Volume at the Fed’s overnight reverse repo window surged to $433 billion on Tuesday, according to New York Fed data. Analysts said that was the third largest uptake ever, the biggest being $474.6 billion on Dec. 31, 2015.
A little over two months ago, around mid-March, there was zero reverse repo activity.
Scott Skyrm, executive vice president in fixed income and repo at Curvature Securities, said the fact that “volumes are this huge in a non-month end and non-quarter end period tells me that this is a distortion in the market.”
“Big picture, this suggests to me that quantitative easing is done and the Fed needs to taper,” or reduce its purchase of U.S. Treasuries and other debt assets.
The market is grappling with a surfeit of cash in the system mainly from Fed asset purchases and the U.S. Treasury’s financial support to the economy in response to the coronavirus pandemic.
That has pressured front-end interest rates, with some overnight repo rates periodically turning negative this year. On Monday, the overnight repo rate fell to -0.01% USONRP=, the lowest since late March, but recovered on Tuesday to 0.02%.
The Fed launched its reverse repo program in 2013 to soak up extra cash in the repo market and create a strict floor under market rates, particularly its policy rate. Eligible counterparties lend cash to the Fed in return for Treasury collateral on an overnight basis.
In this year’s March policy meeting, the Fed raised the amount counterparties can lend to $80 billion, from $30 billion.
Together with other deposits, the Fed has been draining more than $500 billion per day in bank reserves, according to Barclays.
“The fact that balances in these programs are swelling is an indication that money funds, non-U.S. official institutions, and the government state enterprises are struggling to find assets with returns above 0%,” said Joseph Abate, managing director, fixed income research at Barclays in a research note.
“And as their cash holdings increase, they have few investment alternatives outside the Fed’s balance sheet.”

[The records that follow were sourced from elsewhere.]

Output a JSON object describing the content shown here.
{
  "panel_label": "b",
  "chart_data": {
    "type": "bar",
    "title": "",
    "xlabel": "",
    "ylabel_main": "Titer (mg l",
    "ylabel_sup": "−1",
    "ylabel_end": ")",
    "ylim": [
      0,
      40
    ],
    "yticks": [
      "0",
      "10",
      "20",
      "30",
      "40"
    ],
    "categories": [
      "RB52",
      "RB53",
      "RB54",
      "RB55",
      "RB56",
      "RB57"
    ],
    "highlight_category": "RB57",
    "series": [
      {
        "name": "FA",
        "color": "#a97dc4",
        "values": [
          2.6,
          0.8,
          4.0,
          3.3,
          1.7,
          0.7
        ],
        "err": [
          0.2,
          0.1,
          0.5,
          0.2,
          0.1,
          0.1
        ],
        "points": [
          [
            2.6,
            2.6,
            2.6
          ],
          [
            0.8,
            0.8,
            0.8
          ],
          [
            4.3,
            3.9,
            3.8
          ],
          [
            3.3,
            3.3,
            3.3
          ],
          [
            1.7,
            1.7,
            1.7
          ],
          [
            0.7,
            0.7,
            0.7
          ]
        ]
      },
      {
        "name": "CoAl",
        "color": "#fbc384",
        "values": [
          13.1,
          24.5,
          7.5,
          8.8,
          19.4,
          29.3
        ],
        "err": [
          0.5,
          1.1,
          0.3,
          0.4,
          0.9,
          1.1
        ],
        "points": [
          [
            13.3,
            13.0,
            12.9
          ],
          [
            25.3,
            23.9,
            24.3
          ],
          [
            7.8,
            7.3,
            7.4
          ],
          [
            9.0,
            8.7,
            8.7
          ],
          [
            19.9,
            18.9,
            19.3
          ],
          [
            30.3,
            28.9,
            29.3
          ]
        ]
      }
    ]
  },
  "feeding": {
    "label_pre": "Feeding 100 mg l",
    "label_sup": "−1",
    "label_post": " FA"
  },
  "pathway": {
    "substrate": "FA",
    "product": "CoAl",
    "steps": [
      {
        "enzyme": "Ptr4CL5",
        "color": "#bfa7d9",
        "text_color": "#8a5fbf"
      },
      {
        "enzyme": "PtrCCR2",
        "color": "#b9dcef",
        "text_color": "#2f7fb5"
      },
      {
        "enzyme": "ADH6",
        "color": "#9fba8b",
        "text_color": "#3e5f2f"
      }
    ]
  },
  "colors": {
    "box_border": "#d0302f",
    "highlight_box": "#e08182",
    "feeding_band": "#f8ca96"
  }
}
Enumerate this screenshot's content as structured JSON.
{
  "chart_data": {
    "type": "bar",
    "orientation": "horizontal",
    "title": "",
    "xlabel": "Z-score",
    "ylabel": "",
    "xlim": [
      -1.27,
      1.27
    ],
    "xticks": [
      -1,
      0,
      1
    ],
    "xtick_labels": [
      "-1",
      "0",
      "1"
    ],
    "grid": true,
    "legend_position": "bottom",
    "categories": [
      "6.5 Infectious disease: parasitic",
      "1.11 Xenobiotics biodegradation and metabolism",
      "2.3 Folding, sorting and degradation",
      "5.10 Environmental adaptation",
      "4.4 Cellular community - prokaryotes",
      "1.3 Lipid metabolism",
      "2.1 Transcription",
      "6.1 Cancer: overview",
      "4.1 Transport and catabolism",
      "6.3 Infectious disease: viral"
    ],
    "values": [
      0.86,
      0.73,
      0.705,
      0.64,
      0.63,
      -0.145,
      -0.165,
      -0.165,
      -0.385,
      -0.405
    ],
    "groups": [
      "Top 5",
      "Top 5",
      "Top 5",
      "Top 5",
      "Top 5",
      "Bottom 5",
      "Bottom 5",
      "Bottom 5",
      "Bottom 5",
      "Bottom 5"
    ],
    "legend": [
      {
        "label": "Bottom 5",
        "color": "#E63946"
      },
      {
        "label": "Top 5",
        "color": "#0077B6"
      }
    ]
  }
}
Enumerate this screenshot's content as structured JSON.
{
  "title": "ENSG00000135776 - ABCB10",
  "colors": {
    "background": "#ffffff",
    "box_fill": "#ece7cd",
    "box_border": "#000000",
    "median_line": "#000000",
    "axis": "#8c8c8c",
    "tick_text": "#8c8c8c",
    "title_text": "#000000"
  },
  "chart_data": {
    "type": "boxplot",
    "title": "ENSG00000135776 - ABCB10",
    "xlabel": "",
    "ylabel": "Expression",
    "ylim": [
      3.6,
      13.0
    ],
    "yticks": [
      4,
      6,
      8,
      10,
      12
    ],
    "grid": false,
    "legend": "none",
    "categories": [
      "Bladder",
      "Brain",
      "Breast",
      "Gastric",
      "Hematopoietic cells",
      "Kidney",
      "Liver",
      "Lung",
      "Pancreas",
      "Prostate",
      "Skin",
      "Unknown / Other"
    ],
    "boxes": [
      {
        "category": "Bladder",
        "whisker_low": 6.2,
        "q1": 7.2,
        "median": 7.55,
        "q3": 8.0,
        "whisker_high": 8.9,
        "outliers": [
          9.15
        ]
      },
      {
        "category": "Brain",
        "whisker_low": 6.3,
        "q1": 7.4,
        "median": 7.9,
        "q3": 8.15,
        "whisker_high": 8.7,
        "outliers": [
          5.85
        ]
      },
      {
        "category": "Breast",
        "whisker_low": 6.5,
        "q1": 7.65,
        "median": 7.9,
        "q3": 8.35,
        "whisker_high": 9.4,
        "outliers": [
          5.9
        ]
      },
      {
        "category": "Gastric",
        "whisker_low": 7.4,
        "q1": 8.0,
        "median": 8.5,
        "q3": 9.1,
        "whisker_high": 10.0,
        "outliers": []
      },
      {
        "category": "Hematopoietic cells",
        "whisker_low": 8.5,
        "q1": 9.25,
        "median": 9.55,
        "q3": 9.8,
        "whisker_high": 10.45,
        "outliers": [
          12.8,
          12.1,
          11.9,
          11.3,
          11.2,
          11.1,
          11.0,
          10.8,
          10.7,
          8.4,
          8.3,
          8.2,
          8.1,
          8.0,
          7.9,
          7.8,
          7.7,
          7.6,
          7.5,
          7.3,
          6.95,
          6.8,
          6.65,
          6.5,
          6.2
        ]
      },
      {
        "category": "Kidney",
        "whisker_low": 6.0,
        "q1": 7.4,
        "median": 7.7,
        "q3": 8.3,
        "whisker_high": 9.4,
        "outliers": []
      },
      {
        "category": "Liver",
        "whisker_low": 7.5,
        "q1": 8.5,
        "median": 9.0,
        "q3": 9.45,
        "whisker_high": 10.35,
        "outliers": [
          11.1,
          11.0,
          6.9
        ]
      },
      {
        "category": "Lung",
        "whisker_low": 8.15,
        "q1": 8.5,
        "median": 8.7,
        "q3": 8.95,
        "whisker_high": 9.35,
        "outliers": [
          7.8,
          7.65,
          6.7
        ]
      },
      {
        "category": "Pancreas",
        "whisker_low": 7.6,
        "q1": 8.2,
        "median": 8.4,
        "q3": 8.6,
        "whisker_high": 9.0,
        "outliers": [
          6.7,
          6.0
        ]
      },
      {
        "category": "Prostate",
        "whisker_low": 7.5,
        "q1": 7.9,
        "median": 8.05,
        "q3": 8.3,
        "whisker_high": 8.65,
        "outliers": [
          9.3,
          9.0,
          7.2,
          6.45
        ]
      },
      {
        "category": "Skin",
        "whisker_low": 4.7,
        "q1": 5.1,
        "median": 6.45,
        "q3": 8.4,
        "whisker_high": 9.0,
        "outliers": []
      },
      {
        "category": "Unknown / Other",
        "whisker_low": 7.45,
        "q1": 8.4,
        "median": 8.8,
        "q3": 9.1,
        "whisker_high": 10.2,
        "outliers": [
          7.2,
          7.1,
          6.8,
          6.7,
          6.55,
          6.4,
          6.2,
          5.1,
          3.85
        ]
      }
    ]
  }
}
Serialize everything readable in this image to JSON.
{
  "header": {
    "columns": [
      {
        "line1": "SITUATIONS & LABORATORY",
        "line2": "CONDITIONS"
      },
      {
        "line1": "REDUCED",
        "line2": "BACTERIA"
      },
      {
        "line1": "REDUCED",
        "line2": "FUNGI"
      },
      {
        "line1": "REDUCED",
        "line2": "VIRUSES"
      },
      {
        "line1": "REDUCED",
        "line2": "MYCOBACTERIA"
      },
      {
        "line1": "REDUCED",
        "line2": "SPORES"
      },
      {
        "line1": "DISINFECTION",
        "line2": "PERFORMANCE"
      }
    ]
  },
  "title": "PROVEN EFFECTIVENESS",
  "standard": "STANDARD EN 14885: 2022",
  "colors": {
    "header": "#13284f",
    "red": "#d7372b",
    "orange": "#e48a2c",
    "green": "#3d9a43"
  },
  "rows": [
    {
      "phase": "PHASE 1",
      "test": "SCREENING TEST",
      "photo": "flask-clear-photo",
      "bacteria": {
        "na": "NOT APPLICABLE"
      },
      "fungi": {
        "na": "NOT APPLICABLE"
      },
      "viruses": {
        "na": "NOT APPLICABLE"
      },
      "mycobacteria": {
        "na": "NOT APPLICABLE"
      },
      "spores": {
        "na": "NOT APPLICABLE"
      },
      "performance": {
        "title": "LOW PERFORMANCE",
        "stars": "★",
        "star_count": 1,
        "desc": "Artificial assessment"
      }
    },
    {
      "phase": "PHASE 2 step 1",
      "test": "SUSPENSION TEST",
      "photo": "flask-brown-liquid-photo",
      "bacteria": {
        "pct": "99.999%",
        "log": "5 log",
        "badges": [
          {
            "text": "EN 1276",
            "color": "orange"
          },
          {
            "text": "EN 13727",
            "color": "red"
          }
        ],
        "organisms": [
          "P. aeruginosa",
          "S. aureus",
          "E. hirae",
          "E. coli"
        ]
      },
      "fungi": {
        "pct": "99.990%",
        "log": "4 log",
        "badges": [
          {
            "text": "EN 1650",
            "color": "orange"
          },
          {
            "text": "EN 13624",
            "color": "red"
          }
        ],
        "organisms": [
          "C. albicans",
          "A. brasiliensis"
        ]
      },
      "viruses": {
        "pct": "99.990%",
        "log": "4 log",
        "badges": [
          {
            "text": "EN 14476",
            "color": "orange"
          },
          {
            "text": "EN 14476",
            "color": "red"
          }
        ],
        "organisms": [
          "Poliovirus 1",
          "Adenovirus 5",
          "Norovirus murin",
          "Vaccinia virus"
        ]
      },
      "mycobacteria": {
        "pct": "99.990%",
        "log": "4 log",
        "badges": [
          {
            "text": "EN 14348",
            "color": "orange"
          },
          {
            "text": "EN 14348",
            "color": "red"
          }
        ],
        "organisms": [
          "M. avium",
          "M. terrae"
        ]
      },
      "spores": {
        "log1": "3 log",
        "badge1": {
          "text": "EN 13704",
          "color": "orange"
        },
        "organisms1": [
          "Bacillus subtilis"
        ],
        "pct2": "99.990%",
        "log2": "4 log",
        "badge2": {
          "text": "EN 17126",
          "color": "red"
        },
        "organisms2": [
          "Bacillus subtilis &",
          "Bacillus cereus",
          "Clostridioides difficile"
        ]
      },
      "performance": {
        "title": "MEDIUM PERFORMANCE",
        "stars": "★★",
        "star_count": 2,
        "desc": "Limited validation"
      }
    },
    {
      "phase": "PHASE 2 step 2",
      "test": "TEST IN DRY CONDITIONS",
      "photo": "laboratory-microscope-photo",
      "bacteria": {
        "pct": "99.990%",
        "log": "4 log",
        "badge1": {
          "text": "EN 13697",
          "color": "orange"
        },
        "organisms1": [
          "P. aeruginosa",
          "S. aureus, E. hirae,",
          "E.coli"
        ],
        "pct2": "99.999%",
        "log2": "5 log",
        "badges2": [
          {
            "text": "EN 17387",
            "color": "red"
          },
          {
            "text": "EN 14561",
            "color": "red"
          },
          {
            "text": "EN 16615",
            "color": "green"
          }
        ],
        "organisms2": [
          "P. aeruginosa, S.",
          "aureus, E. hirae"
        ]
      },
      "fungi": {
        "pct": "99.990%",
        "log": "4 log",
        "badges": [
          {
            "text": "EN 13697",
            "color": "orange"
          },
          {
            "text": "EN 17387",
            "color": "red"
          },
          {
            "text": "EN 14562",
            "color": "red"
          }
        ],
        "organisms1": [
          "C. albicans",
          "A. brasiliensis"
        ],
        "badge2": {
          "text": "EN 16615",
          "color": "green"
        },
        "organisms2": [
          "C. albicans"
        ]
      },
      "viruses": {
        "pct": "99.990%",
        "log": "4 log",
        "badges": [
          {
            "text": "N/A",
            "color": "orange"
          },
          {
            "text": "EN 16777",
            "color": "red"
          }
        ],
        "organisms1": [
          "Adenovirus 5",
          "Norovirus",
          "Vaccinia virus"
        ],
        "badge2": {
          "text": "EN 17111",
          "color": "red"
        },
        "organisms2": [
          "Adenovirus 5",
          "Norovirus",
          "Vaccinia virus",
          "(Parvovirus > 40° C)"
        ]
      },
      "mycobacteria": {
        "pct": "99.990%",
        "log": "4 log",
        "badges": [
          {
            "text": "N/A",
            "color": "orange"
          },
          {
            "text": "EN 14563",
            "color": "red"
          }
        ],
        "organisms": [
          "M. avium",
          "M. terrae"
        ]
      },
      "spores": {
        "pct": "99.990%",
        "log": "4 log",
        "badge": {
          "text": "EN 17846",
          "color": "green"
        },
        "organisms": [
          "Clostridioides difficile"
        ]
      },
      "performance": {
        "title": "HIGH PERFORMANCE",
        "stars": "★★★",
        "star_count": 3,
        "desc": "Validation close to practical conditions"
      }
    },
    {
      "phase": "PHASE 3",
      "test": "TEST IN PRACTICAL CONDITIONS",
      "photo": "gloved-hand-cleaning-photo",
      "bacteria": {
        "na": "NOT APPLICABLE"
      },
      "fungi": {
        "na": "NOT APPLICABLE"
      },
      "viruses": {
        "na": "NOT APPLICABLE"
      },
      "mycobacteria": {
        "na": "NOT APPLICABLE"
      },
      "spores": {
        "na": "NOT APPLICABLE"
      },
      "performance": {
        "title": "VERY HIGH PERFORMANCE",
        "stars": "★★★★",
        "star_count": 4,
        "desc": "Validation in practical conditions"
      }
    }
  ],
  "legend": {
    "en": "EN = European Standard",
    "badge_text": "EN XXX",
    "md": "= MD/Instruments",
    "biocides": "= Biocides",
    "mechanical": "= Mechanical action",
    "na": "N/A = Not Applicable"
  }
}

Gennadiy Goldberg, senior rates strategist, at TD Securities said so far the facility is working as intended, “as a relief valve for excess cash.”
Without the reverse repo activity, “money market rates such as SOFR (U.S. secured overnight financing rate) would be pressured lower possibly below zero,” he added.
SOFR USDSOFR=, an overnight repo rate that will replace Libor as a reference rate, has remained pinned at 1 basis point. The effective fed funds rate, the rate banks charge each other for overnight loans to meet reserves required by the U.S. central bank, is currently at 6 basis points, while Treasury bill yields with maturities beyond July are at 0% or barely above.
Some market participants expect the Fed to raise the reverse repo rate and the interest on excess reserves (IOER), currently at 0.10%, two rates that influence overnight fed funds to trade within the target range.
That should take pressure off the bill and repo markets.